Pensemos en un ejemplo que nos es cercano y que nos habla del elevado grado de
naturalización de nuestra propia existencia social: nos alimentamos porque así lo dispone la
naturaleza, de no hacerlo, moriríamos, pero las diversas maneras en que lo hacemos, qué
comemos, dónde y cómo, son muy distintas en el conjunto de los humanos, dependiendo de
las costumbres, hábitos, culturas, clases sociales y disponibilidad de alimentos. Lo social en
este caso, como en tantos otros, está atravesado por un universo de significados, por una
dimensión simbólica y regulada por normas, valores y costumbres que, insistimos, varían de
un lugar y un tiempo a otro, no permanecen siempre iguales como sí lo hacen el régimen
dietético de los leones, la forma de agrupamiento de los insectos o los hábitos migratorios de
las aves. La misma invención del fuego para cocinar los alimentos y modificar materiales es un
logro del ser humano producto de su evolución no sólo física y mental, sino también intelectual
(la capacidad de abstraer y transmitir por medio del lenguaje esas abstracciones). Pero cuando
cotidianamente nos alimentamos, no nos planteamos estas cuestiones, simplemente, lo
hacemos. De la misma manera, tomamos como dadas, es decir, no cuestionadas, nuestras
formas de relacionarnos, de interacción social, como si siempre tuvieran que ser así y no
fueran a cambiar. Como si estuvieran determinadas por una fuerza ajena o superior a nosotros
mismos en tanto seres sociales, pudiendo ser un mandato divino o simplemente la naturaleza:
es natural que así suceda y, por lo tanto, invariablemente, seguirá siendo de esa manera.

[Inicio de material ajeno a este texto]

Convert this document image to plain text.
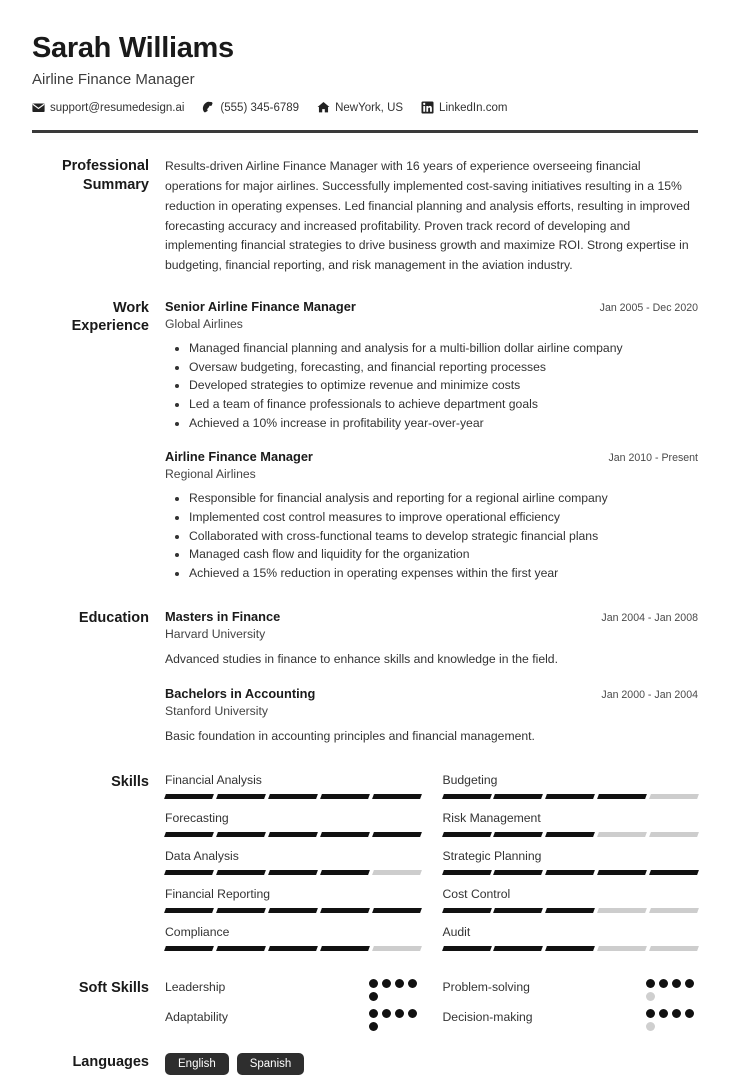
Sarah Williams
Airline Finance Manager
support@resumedesign.ai	(555) 345-6789	NewYork, US	LinkedIn.com
Professional Summary
Results-driven Airline Finance Manager with 16 years of experience overseeing financial operations for major airlines. Successfully implemented cost-saving initiatives resulting in a 15% reduction in operating expenses. Led financial planning and analysis efforts, resulting in improved forecasting accuracy and increased profitability. Proven track record of developing and implementing financial strategies to drive business growth and maximize ROI. Strong expertise in budgeting, financial reporting, and risk management in the aviation industry.
Work Experience
Senior Airline Finance Manager	Jan 2005 - Dec 2020
Global Airlines
• Managed financial planning and analysis for a multi-billion dollar airline company
• Oversaw budgeting, forecasting, and financial reporting processes
• Developed strategies to optimize revenue and minimize costs
• Led a team of finance professionals to achieve department goals
• Achieved a 10% increase in profitability year-over-year
Airline Finance Manager	Jan 2010 - Present
Regional Airlines
• Responsible for financial analysis and reporting for a regional airline company
• Implemented cost control measures to improve operational efficiency
• Collaborated with cross-functional teams to develop strategic financial plans
• Managed cash flow and liquidity for the organization
• Achieved a 15% reduction in operating expenses within the first year
Education	Masters in Finance	Jan 2004 - Jan 2008
Harvard University
Advanced studies in finance to enhance skills and knowledge in the field.
Bachelors in Accounting	Jan 2000 - Jan 2004
Stanford University
Basic foundation in accounting principles and financial management.
Skills	Financial Analysis	Budgeting
Forecasting	Risk Management
Data Analysis	Strategic Planning
Financial Reporting	Cost Control
Compliance	Audit
Soft Skills	Leadership	Problem-solving
Adaptability	Decision-making
Languages	English	Spanish
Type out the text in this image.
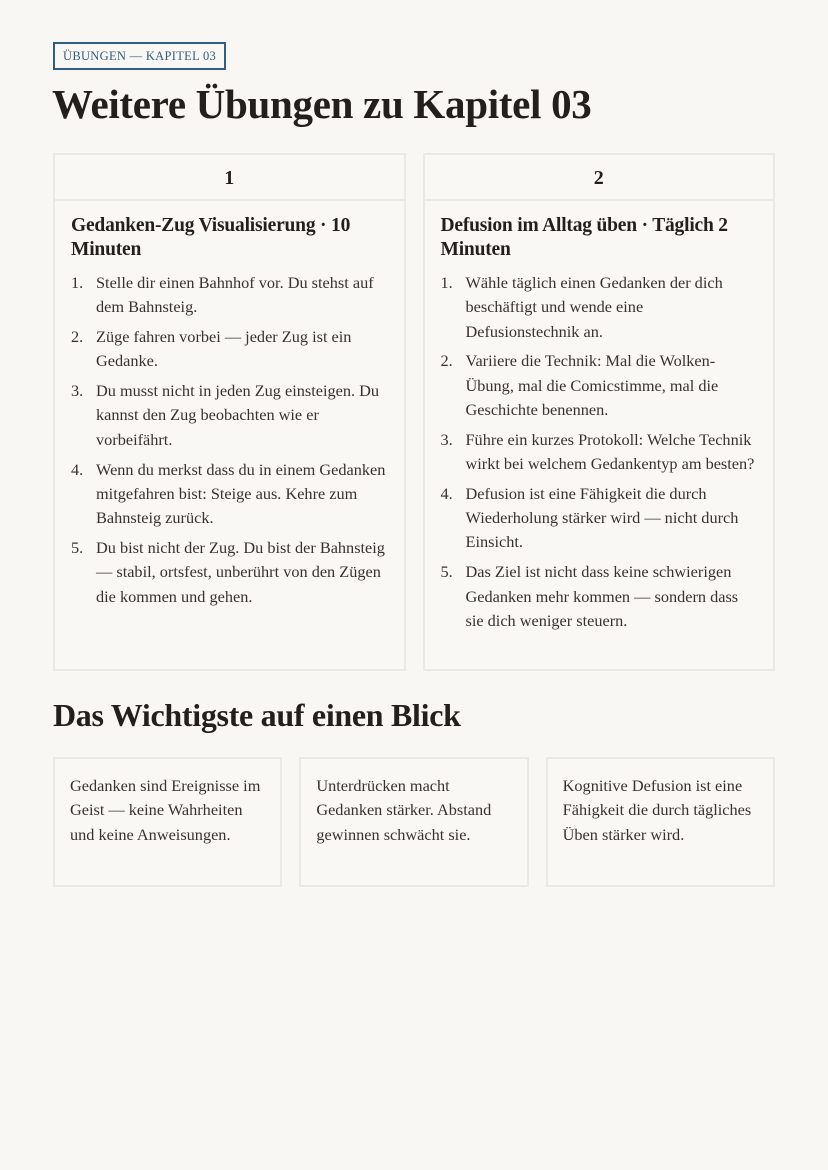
ÜBUNGEN — KAPITEL 03
Weitere Übungen zu Kapitel 03
1
Gedanken-Zug Visualisierung · 10 Minuten
1. Stelle dir einen Bahnhof vor. Du stehst auf dem Bahnsteig.
2. Züge fahren vorbei — jeder Zug ist ein Gedanke.
3. Du musst nicht in jeden Zug einsteigen. Du kannst den Zug beobachten wie er vorbeifährt.
4. Wenn du merkst dass du in einem Gedanken mitgefahren bist: Steige aus. Kehre zum Bahnsteig zurück.
5. Du bist nicht der Zug. Du bist der Bahnsteig — stabil, ortsfest, unberührt von den Zügen die kommen und gehen.
2
Defusion im Alltag üben · Täglich 2 Minuten
1. Wähle täglich einen Gedanken der dich beschäftigt und wende eine Defusionstechnik an.
2. Variiere die Technik: Mal die Wolken-Übung, mal die Comicstimme, mal die Geschichte benennen.
3. Führe ein kurzes Protokoll: Welche Technik wirkt bei welchem Gedankentyp am besten?
4. Defusion ist eine Fähigkeit die durch Wiederholung stärker wird — nicht durch Einsicht.
5. Das Ziel ist nicht dass keine schwierigen Gedanken mehr kommen — sondern dass sie dich weniger steuern.
Das Wichtigste auf einen Blick
Gedanken sind Ereignisse im Geist — keine Wahrheiten und keine Anweisungen.
Unterdrücken macht Gedanken stärker. Abstand gewinnen schwächt sie.
Kognitive Defusion ist eine Fähigkeit die durch tägliches Üben stärker wird.
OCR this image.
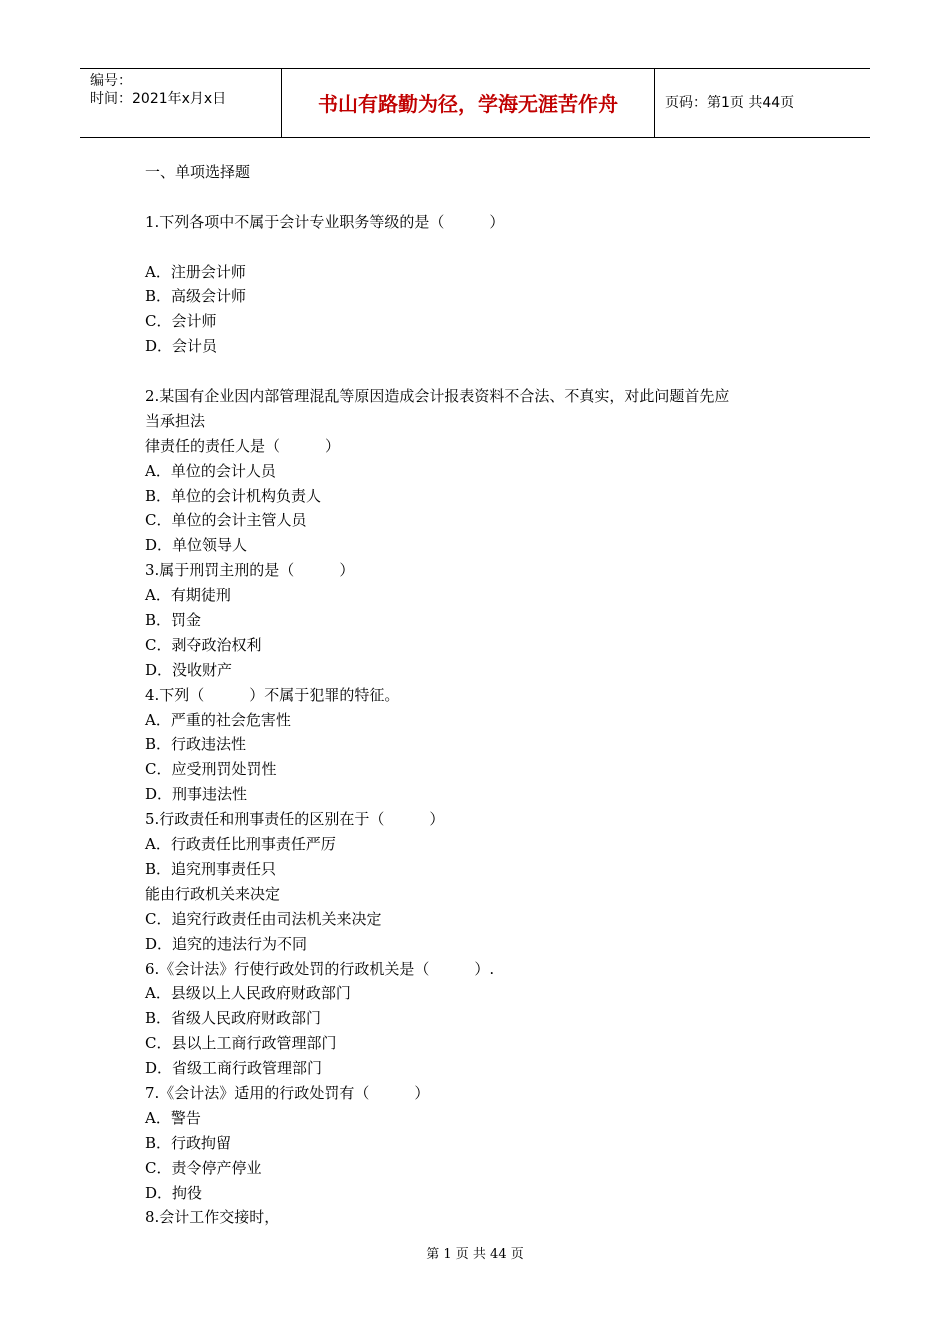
编号：
时间：2021年x月x日	书山有路勤为径，学海无涯苦作舟	页码：第1页 共44页
一、单项选择题
1.下列各项中不属于会计专业职务等级的是（　　　）
A．注册会计师
B．高级会计师
C．会计师
D．会计员
2.某国有企业因内部管理混乱等原因造成会计报表资料不合法、不真实，对此问题首先应
当承担法
律责任的责任人是（　　　）
A．单位的会计人员
B．单位的会计机构负责人
C．单位的会计主管人员
D．单位领导人
3.属于刑罚主刑的是（　　　）
A．有期徒刑
B．罚金
C．剥夺政治权利
D．没收财产
4.下列（　　　）不属于犯罪的特征。
A．严重的社会危害性
B．行政违法性
C．应受刑罚处罚性
D．刑事违法性
5.行政责任和刑事责任的区别在于（　　　）
A．行政责任比刑事责任严厉
B．追究刑事责任只
能由行政机关来决定
C．追究行政责任由司法机关来决定
D．追究的违法行为不同
6.《会计法》行使行政处罚的行政机关是（　　　）.
A．县级以上人民政府财政部门
B．省级人民政府财政部门
C．县以上工商行政管理部门
D．省级工商行政管理部门
7.《会计法》适用的行政处罚有（　　　）
A．警告
B．行政拘留
C．责令停产停业
D．拘役
8.会计工作交接时，
第 1 页 共 44 页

Otro de los rasgos distintivos del ser humano es el trabajo. Pero no debe entenderse por
trabajo el mero desgaste físico-energético para satisfacer una necesidad (en ese sentido todos
los animales lo hacen), sino más bien como la acción consciente para modificar nuestro
entorno, cambiar de forma la materia y transformar la naturaleza, actividades todas que
requieren de un grado significativo de abstracción, de ejercicio intelectual. Es una tarea por lo
tanto, que, si bien puede tener como objeto la satisfacción de necesidades naturales, se lleva
adelante desde un plano no instintivo; por eso mismo adquiere formas variables e
históricamente determinadas. Pensemos por ejemplo, en nuestro desarrollo civilizatorio, desde
las actividades de los pueblos cazadores-recolectores hasta la revolución industrial, pasando
por la agricultura y el comercio y las distintas formas de organización social que los hombres
se han dado a partir de la necesidad de garantizar la subsistencia.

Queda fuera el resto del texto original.